I had an exchange with some third party sysadmin yesterday regarding the setup of a file transfer interface between our servers.
I suggested using SFTP because our application has good support for it. My interlocutor absolutely wants FTP+S (FTP+TLS) which we currently don't support and would need to develop.
I argued that I did not see any real benefit in FTP+S over SFTP since both offer solid traffic encryption. SFTP is readily available and can be made even more secure with public key authentification. Last but not least, its single connection mode makes it much nicer to use behind corporate firewalls.
The sysadmin almost called me an idiot, stating that SFTP works on top of SSH which is a protocol designed for administration purpose, and that opening a SSH port for any other use than administration is clearly a bad idea because it opens a broad attack vector against the host system.

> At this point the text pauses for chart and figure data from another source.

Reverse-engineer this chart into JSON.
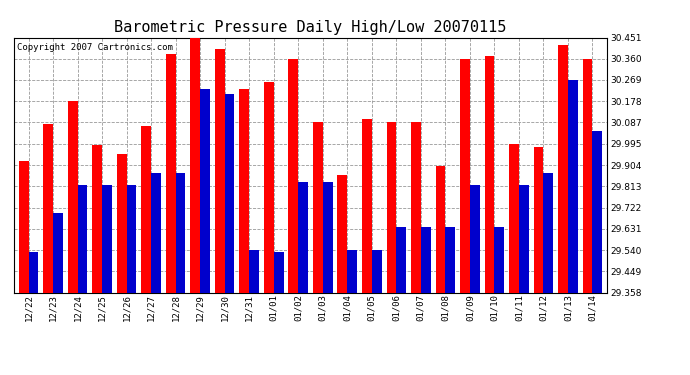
{
  "title": "Barometric Pressure Daily High/Low 20070115",
  "copyright": "Copyright 2007 Cartronics.com",
  "categories": [
    "12/22",
    "12/23",
    "12/24",
    "12/25",
    "12/26",
    "12/27",
    "12/28",
    "12/29",
    "12/30",
    "12/31",
    "01/01",
    "01/02",
    "01/03",
    "01/04",
    "01/05",
    "01/06",
    "01/07",
    "01/08",
    "01/09",
    "01/10",
    "01/11",
    "01/12",
    "01/13",
    "01/14"
  ],
  "highs": [
    29.92,
    30.08,
    30.18,
    29.99,
    29.95,
    30.07,
    30.38,
    30.451,
    30.4,
    30.23,
    30.26,
    30.36,
    30.09,
    29.86,
    30.1,
    30.09,
    30.09,
    29.9,
    30.36,
    30.37,
    29.995,
    29.98,
    30.42,
    30.36
  ],
  "lows": [
    29.53,
    29.7,
    29.82,
    29.82,
    29.82,
    29.87,
    29.87,
    30.23,
    30.21,
    29.54,
    29.53,
    29.83,
    29.83,
    29.54,
    29.54,
    29.64,
    29.64,
    29.64,
    29.82,
    29.64,
    29.82,
    29.87,
    30.27,
    30.05
  ],
  "high_color": "#ff0000",
  "low_color": "#0000cc",
  "bg_color": "#ffffff",
  "grid_color": "#999999",
  "ymin": 29.358,
  "ymax": 30.451,
  "yticks": [
    29.358,
    29.449,
    29.54,
    29.631,
    29.722,
    29.813,
    29.904,
    29.995,
    30.087,
    30.178,
    30.269,
    30.36,
    30.451
  ],
  "title_fontsize": 11,
  "copyright_fontsize": 6.5,
  "tick_fontsize": 6.5,
  "bar_width": 0.4
}
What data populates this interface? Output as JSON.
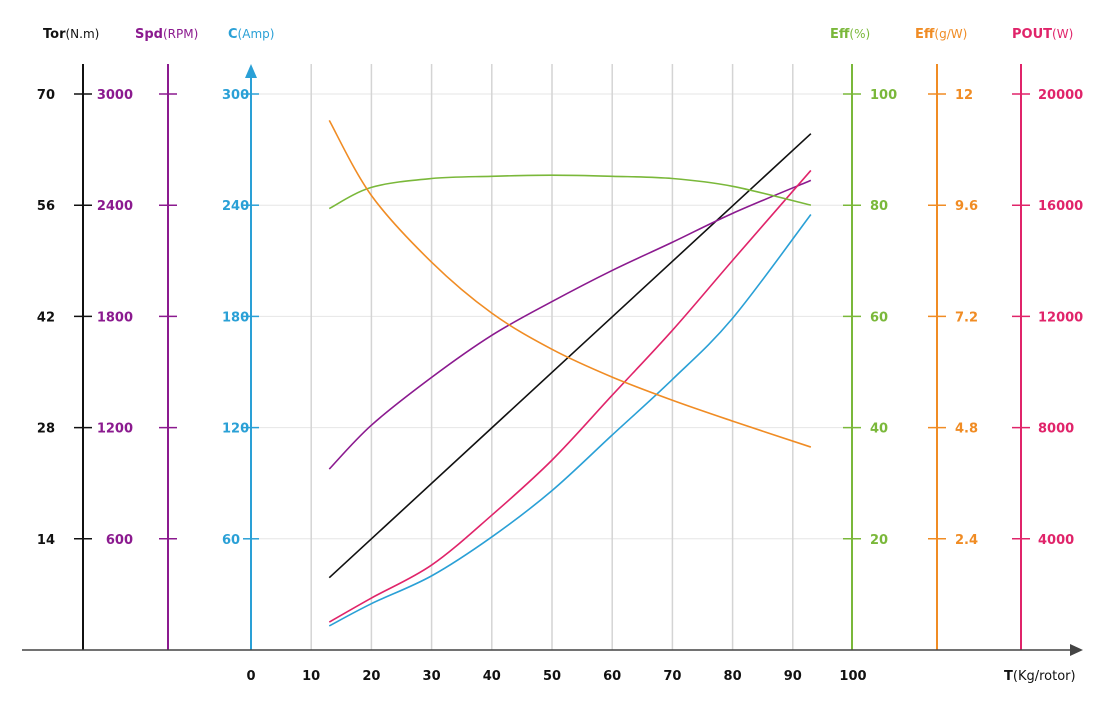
{
  "chart_data": {
    "type": "line",
    "title": "",
    "xlabel": "T(Kg/rotor)",
    "xlim": [
      0,
      100
    ],
    "x_ticks": [
      "0",
      "10",
      "20",
      "30",
      "40",
      "50",
      "60",
      "70",
      "80",
      "90",
      "100"
    ],
    "grid": true,
    "axes": [
      {
        "id": "tor",
        "name": "Tor",
        "unit": "(N.m)",
        "side": "left",
        "color": "#111111",
        "max": 84,
        "ticks": [
          "14",
          "28",
          "42",
          "56",
          "70"
        ]
      },
      {
        "id": "spd",
        "name": "Spd",
        "unit": "(RPM)",
        "side": "left",
        "color": "#8b1a8f",
        "max": 3600,
        "ticks": [
          "600",
          "1200",
          "1800",
          "2400",
          "3000"
        ]
      },
      {
        "id": "cur",
        "name": "C",
        "unit": "(Amp)",
        "side": "left",
        "color": "#2aa0d6",
        "max": 360,
        "ticks": [
          "0",
          "60",
          "120",
          "180",
          "240",
          "300"
        ]
      },
      {
        "id": "effp",
        "name": "Eff",
        "unit": "(%)",
        "side": "right",
        "color": "#7ab83a",
        "max": 120,
        "ticks": [
          "20",
          "40",
          "60",
          "80",
          "100"
        ]
      },
      {
        "id": "effg",
        "name": "Eff",
        "unit": "(g/W)",
        "side": "right",
        "color": "#f08c24",
        "max": 14.4,
        "ticks": [
          "2.4",
          "4.8",
          "7.2",
          "9.6",
          "12"
        ]
      },
      {
        "id": "pout",
        "name": "POUT",
        "unit": "(W)",
        "side": "right",
        "color": "#e0246a",
        "max": 24000,
        "ticks": [
          "4000",
          "8000",
          "12000",
          "16000",
          "20000"
        ]
      }
    ],
    "series": [
      {
        "name": "Torque",
        "axis": "tor",
        "x": [
          13,
          93
        ],
        "values": [
          9.1,
          65
        ]
      },
      {
        "name": "Speed",
        "axis": "spd",
        "x": [
          13,
          20,
          30,
          40,
          50,
          60,
          70,
          80,
          93
        ],
        "values": [
          976,
          1213,
          1471,
          1698,
          1880,
          2048,
          2200,
          2356,
          2534
        ]
      },
      {
        "name": "Current",
        "axis": "cur",
        "x": [
          13,
          20,
          30,
          40,
          50,
          60,
          70,
          80,
          93
        ],
        "values": [
          13,
          25,
          40,
          61,
          86,
          116,
          146,
          179,
          235
        ]
      },
      {
        "name": "POUT",
        "axis": "pout",
        "x": [
          13,
          20,
          30,
          40,
          50,
          60,
          70,
          80,
          93
        ],
        "values": [
          1006,
          1870,
          3055,
          4850,
          6830,
          9165,
          11500,
          14016,
          17250
        ]
      },
      {
        "name": "Eff %",
        "axis": "effp",
        "x": [
          13,
          20,
          30,
          40,
          50,
          60,
          70,
          80,
          93
        ],
        "values": [
          79.4,
          83.2,
          84.8,
          85.2,
          85.4,
          85.2,
          84.8,
          83.4,
          80.0
        ]
      },
      {
        "name": "Eff g/W",
        "axis": "effg",
        "x": [
          13,
          20,
          30,
          40,
          50,
          60,
          70,
          80,
          93
        ],
        "values": [
          11.43,
          9.81,
          8.37,
          7.27,
          6.49,
          5.89,
          5.39,
          4.94,
          4.38
        ]
      }
    ]
  }
}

I am wondering if this argument is valid. There seem to be various ways to restrict a SSH session to only allow SFTP file transfer. There is the internal-sftp subsystem that comes with openSSH, where you can easily set up a chroot and disable TCP forwarding. I even heard about solutions that presumably allow users to connect via SFTP without requiring an entry in the passwd file... I do not see any clear problem with SFTP that you would not have with FTP+S, but I could be missing something?
So, despite of the restrictions that you can apply to SSH, is FTP+S a better option for file transfers, security wise?